Somber meditation by a descendant of slaves who journeyed to Africa to understand her past.
In 1997, Hartman (English/UC Berkeley) went to Ghana as a Fulbright Scholar and spent a year researching the slave trade. “Intent on tracing an itinerary of destruction from the coast to the savanna,” she did much more than simply uncover the past; her book describes a deeply personal journey taken by a woman who insists that the ghosts of slavery still haunt the present. The author visited Elmina, the place where slaves captured in the hinterlands by Africans were sold to European slave traders and warehoused before shipment across the Atlantic to the New World. She traveled north to visit Salaga, home of the largest slave market in Ghana. The text mingles accounts of her explorations of the present-day sites, including Elmina’s underground dungeon, with the dark stories of their pasts, conjuring up brutal, bloody images.
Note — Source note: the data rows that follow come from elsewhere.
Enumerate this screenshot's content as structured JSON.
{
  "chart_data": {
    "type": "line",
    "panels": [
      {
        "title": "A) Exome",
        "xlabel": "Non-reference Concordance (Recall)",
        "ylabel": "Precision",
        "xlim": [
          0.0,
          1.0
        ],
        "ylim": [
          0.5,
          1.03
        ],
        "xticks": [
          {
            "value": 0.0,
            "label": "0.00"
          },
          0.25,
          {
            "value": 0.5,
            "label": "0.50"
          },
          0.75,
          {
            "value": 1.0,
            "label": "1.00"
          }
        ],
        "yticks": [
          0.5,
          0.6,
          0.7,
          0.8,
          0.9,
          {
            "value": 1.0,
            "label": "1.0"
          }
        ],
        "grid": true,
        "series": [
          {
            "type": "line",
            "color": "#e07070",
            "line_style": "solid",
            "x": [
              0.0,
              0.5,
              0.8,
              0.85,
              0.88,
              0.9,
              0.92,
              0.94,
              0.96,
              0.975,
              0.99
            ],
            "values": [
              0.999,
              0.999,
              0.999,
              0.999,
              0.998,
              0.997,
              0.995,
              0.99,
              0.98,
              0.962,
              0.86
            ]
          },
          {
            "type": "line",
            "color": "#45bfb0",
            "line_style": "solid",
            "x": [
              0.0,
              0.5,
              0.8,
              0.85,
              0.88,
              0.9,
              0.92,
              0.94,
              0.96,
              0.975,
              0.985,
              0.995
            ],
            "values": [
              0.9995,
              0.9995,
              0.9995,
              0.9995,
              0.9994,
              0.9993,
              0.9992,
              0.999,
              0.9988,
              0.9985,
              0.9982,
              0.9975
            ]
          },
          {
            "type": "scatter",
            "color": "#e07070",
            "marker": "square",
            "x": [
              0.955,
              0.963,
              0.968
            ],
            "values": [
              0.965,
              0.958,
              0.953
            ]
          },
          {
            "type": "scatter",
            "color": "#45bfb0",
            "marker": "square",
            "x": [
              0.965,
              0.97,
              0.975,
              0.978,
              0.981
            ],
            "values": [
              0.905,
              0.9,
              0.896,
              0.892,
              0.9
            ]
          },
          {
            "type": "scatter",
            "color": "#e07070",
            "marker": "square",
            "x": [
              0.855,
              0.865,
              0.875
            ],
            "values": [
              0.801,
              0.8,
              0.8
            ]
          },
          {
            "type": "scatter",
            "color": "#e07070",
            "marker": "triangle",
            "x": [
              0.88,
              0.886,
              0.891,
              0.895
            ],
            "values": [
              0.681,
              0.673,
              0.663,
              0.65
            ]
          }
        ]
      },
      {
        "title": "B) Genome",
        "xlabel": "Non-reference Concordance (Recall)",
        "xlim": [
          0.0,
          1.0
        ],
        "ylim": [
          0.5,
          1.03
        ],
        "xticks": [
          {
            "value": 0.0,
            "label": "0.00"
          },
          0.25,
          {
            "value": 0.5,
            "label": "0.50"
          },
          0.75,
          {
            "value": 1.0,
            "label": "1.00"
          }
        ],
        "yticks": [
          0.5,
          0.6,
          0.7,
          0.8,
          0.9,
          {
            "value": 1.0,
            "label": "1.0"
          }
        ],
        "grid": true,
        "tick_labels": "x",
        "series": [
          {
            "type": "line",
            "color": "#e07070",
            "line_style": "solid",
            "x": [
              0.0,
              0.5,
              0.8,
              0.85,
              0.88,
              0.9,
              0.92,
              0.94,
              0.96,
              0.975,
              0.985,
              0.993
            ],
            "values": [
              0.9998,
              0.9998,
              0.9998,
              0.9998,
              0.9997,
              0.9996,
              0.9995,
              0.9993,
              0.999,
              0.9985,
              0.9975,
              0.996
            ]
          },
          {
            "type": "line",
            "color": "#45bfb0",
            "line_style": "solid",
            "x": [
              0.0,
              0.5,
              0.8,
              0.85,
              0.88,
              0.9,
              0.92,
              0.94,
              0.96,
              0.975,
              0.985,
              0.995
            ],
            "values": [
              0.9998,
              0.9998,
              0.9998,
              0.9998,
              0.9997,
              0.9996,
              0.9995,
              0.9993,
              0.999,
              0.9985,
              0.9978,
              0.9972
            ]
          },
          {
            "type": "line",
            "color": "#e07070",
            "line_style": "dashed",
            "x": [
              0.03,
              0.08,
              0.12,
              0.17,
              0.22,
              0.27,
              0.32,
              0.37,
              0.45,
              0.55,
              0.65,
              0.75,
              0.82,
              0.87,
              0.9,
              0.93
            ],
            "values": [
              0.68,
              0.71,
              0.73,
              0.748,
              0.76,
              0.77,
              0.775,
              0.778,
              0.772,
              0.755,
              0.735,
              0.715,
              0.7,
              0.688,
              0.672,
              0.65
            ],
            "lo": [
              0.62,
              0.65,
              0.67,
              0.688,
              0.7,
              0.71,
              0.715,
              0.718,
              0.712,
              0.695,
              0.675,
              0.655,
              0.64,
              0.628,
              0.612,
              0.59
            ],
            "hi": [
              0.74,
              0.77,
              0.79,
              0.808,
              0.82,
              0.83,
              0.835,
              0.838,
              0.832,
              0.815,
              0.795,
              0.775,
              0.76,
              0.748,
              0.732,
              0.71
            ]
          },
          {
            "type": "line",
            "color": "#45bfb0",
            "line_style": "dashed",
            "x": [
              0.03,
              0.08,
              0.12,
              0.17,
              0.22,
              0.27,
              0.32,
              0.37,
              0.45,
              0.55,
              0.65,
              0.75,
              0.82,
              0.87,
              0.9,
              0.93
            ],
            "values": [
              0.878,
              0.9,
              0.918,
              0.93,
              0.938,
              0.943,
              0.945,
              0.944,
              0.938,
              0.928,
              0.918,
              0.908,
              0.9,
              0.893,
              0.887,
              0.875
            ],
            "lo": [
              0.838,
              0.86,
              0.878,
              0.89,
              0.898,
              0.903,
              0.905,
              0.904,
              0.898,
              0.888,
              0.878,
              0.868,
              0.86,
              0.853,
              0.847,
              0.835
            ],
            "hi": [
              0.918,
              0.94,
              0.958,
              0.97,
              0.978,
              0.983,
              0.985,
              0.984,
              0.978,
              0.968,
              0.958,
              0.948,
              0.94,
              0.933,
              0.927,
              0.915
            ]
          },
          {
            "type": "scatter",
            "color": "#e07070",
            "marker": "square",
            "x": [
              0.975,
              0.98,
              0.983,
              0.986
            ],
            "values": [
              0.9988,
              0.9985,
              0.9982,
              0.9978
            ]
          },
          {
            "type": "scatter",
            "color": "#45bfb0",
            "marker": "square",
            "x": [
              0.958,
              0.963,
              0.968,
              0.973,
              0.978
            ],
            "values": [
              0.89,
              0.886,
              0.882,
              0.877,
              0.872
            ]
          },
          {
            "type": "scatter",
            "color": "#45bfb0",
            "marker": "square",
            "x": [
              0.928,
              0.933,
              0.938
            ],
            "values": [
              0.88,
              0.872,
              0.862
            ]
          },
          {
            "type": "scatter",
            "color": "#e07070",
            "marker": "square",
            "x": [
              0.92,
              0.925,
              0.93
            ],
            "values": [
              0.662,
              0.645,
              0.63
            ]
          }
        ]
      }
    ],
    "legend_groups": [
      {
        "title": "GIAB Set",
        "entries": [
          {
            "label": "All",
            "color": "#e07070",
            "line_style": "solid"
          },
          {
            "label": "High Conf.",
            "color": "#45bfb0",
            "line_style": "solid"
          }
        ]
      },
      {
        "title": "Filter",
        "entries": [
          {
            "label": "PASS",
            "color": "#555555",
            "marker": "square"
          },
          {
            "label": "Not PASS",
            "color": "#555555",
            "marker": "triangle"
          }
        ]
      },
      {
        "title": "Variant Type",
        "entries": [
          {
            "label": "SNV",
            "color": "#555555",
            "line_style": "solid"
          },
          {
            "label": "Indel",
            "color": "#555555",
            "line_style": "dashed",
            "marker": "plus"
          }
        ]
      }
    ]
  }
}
Hartman also weaves in the story of her own ancestors—or rather, of how little she knows about them, since to be a slave is to “lose your mother”: to lose your identity, your past, your country. The author’s research into the slave trade turns up a host of vivid and gruesome details, including a horrific account of the torture and murder of a young woman by a British sea captain who was later tried and acquitted of the crime. She depicts herself throughout as a lonely figure, regarded as an outsider by Ghanaians. Their ancestors were fortunate enough to elude capture, so they did not share the sense of loss that shaped Hartman’s and many other African-American lives.
A provocative work, tinged with sadness and anger.